Dass ihnen diese Schublade zu eng ist, kann verstehen, wer den Sound der $uicideboy$ hört. Da sind zwar auf der einen Seite die für den Südstaaten-Hip-Hop typischen wuchtigen Beats in Kombination mit verspielten, hohen Synthesizerläufen und einem Stakkatosprechgesang. Da sind aber auch Textzeilen, die sich auf die Grunge-Ära beziehen, etwa in ihrem Song «Magazine»: «Kurt Cobain veins, opium in my chest», rappt Slick Sloth, der zweite Sänger der $uicideboy$, darin. Nirvana, so sagt er im Gespräch, seien für ihn prägend gewesen.

Die $uicideboy$, die sich 2014 gründeten und bislang fast ausschliesslich Stücke im Netz veröffentlicht haben, sind ein gutes Beispiel dafür, wie sich Rap insbesondere in den Südstaaten der USA immer mehr ausdifferenziert hat. Rockgenres wie Grunge, Punk, Metal, Hardcore und Emo sind in den vergangenen Jahren stilistisch eingeflossen.

Xanax und Konsorten

Auch inhaltlich gibt es Differenzen zum Mainstream-Hip-Hop: Bands wie die $uicideboy$ kommen weniger breitbeinig, machohaft oder an Statussymbolen orientiert daher, als dies im Rap immer noch häufig der Fall ist. «Manche Leute haben die Vorstellung, dass es im Leben nur um das Überleben des Stärkeren geht», sagt Ruby Da Cherry in Bezug auf diese Musikerkollegen. «Ich denke, dass das Unsinn ist. Jeder hat Momente, in denen er schwach ist.»

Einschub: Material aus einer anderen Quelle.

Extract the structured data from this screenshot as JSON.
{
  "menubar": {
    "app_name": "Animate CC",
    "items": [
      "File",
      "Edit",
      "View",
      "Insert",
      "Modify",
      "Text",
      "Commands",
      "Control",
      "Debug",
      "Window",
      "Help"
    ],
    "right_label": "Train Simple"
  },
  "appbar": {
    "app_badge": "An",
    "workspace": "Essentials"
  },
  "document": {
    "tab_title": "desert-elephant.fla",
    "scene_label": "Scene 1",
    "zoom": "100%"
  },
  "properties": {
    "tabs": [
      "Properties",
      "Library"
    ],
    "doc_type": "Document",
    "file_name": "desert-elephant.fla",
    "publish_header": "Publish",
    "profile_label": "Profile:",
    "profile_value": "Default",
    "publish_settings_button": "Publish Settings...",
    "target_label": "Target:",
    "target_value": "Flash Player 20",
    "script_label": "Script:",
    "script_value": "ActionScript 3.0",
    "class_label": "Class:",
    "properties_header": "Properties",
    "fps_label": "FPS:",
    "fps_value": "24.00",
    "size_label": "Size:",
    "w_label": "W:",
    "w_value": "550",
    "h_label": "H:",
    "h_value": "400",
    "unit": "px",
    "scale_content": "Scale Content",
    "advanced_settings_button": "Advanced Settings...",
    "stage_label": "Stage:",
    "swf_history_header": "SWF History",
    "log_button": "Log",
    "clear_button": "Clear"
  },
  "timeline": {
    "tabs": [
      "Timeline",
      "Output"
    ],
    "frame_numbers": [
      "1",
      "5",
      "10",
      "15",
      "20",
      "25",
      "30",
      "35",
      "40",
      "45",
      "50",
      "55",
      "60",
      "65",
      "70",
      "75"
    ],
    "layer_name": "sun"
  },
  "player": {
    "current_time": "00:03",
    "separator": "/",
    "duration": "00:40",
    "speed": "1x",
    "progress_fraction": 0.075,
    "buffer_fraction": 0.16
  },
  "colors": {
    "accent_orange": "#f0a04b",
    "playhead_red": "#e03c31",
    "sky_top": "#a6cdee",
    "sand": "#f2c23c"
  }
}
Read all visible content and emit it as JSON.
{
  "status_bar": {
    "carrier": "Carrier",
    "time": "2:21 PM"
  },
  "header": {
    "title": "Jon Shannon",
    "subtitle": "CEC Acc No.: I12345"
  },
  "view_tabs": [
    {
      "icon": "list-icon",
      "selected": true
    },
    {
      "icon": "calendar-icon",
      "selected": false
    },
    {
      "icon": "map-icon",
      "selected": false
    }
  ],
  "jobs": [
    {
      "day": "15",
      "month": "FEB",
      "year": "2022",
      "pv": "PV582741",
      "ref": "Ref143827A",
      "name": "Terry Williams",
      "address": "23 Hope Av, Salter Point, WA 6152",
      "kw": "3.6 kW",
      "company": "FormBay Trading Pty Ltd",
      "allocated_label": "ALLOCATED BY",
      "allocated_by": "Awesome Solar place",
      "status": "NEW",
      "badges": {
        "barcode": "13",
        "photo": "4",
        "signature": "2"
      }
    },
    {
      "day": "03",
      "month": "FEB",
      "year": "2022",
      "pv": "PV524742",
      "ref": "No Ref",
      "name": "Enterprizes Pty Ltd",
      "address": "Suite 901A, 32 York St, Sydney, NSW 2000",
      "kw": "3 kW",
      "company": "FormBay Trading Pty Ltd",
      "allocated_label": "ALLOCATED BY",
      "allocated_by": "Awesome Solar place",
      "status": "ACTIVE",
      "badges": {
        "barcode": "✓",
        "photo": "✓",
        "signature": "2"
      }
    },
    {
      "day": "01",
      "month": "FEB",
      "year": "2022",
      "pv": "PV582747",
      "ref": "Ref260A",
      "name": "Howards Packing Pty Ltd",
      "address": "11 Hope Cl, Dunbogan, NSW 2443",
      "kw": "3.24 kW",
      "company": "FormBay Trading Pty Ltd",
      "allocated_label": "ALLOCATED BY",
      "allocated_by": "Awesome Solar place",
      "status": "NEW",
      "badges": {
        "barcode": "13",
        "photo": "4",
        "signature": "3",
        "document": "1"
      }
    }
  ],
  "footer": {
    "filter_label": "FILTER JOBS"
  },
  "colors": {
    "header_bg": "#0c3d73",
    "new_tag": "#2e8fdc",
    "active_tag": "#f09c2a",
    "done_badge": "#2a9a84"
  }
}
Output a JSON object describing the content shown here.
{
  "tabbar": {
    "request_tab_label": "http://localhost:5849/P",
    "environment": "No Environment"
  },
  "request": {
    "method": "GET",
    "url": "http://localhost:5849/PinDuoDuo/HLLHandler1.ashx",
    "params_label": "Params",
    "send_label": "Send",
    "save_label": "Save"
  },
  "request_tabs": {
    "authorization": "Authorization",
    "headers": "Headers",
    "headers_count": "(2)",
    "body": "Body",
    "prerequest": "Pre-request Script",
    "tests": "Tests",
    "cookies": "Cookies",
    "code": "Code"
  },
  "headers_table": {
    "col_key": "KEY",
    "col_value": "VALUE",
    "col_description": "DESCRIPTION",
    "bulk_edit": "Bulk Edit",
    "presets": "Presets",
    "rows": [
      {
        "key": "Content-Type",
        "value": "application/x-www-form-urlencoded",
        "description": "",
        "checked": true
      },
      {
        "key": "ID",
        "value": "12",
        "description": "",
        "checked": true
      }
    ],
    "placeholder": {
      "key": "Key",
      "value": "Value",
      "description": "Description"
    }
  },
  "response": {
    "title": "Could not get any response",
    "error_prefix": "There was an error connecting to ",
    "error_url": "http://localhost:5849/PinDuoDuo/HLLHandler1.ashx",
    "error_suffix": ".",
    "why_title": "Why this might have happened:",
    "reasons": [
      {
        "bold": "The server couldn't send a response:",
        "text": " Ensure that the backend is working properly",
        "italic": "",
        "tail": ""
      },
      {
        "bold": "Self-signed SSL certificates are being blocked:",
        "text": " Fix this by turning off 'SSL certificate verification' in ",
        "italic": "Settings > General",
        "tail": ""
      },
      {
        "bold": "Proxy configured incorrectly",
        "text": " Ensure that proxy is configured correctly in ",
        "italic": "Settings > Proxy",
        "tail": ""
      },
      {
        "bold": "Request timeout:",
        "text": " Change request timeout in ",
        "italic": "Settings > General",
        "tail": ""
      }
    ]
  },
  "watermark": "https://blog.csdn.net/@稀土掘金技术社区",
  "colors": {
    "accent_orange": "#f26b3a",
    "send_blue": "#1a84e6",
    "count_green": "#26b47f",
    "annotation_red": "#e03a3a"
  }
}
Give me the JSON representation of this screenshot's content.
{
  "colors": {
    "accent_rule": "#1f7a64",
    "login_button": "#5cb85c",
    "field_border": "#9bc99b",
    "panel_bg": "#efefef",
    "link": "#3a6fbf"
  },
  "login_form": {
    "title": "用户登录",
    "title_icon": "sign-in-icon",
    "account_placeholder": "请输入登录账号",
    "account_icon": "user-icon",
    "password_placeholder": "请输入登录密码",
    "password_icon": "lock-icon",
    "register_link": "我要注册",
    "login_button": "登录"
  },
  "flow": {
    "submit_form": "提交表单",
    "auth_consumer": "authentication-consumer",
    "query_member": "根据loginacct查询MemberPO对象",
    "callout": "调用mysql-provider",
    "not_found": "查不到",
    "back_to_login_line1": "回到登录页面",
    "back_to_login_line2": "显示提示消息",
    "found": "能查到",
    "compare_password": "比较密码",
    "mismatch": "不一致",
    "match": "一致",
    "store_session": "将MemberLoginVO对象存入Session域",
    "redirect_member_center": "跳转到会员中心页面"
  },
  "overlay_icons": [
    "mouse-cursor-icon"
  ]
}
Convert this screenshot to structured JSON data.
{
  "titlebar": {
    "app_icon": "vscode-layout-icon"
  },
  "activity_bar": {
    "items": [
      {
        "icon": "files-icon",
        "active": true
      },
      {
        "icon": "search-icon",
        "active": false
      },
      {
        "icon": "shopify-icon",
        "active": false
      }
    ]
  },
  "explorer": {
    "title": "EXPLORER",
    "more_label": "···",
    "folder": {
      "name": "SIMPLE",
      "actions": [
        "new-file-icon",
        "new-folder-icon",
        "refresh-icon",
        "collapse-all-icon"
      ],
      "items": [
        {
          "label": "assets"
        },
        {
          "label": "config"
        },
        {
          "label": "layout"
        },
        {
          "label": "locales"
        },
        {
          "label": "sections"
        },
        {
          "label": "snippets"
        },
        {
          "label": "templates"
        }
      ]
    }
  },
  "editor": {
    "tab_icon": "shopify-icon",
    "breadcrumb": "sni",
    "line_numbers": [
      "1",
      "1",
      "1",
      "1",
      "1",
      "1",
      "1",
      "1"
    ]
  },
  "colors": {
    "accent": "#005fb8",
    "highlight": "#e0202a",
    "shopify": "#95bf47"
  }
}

Von seinen Schwächen berichtet auch Slick Sloth im Gespräch. So helfe ihm die Musik, sich mit seiner Drogen- und Medikamentensucht auseinanderzusetzen: «Lange wollte ich über mein Drogenproblem mit niemandem reden, jetzt spreche ich es an, auch in unseren Songs.» Der Musiker – blinkende Goldzähne, wasserstoffblonde Rastazöpfe und wie sein Bandkollege Ende zwanzig – erzählt von seiner Adoleszenz: «Ich kam mit dem Aufwachsen und den Erwartungen, die an mich gestellt wurden, nicht klar … also seinen Mann zu stehen, sich um seine Familie zu kümmern, solche Dinge. Es fehlte die Zeit, herauszufinden, wer ich selbst eigentlich bin.»

Diese Perspektivlosigkeit verhandelt Slick Sloth in Songs wie «New Chains, Same Shackles», in denen er von Helplines in seiner Anrufliste rappt: «Drug help, mental, suicide / Feel tired, feel dried and you wanna die». Ähnlich düster bis depressiv klingen viele Stücke der $uicideboy$: «Uns haben die abgründigen Themen schon immer mehr angesprochen», sagt Da Cherry. «Ich habe mich immer unwohl gefühlt, wenn ich Pop- und Dancefloorhits hörte. Mir ging es besser, wenn die Balladen von Elliott Smith liefen.»

Anders als etwa bei Stars wie Kendrick Lamar sind die Texte bei den $uicideboy$ und bei vergleichbaren Bands selten dezidiert politisch. Und trotzdem spiegeln sie die Malaise der US-Gesellschaft gut wider. Neben den $uicideboy$ sind da zum Beispiel die Floridarapper Smokepurpp und Lil Peep, in deren Texten und Äusserungen Drogen und Medikamente gegen Angststörungen wie Xanax so selbstverständlich wie Mahlzeiten Erwähnung finden. Harte Drogen sind schichtenübergreifend ein schwerwiegendes Problem in den USA. 2016 gab es rund 60 000 Drogentote, in den vergangenen zehn Jahren hat sich die Zahl etwa verdoppelt.

Rap aus der Cloud

Gemein haben viele der jungen US-Rapper, dass sie übers Netz und über Soundcloud musikalisch gross wurden. «Cloud Rap» hat man diese Acts deshalb auch schon genannt – mit ihnen füllen die jungen MusikerInnen mittelgrosse Hallen, bevor sie überhaupt ein Album veröffentlicht haben. Zwei der Künstler immerhin, die von diesem neuen Sound der Südstaaten beeinflusst sind, haben gerade ihre Debüts veröffentlicht – und das sehr erfolgreich. Lil Uzi Vert («Luv Is Rage 2») und XXXTentacion («17») sind mit ihrem deepen und oft düsteren Sound aktuell die Nummer eins und zwei der US-Charts.

Ob Da Cherry und Slick Sloth hier mithalten können? Die beiden $uicideboy$ peilen jetzt auch ihr Debütalbum an: «I Don’t Wanna Die in New Orleans» soll es heissen und im Dezember erscheinen.

$uicideboy$ im Netz: www.soundcloud.com/g59, www.g59records.com.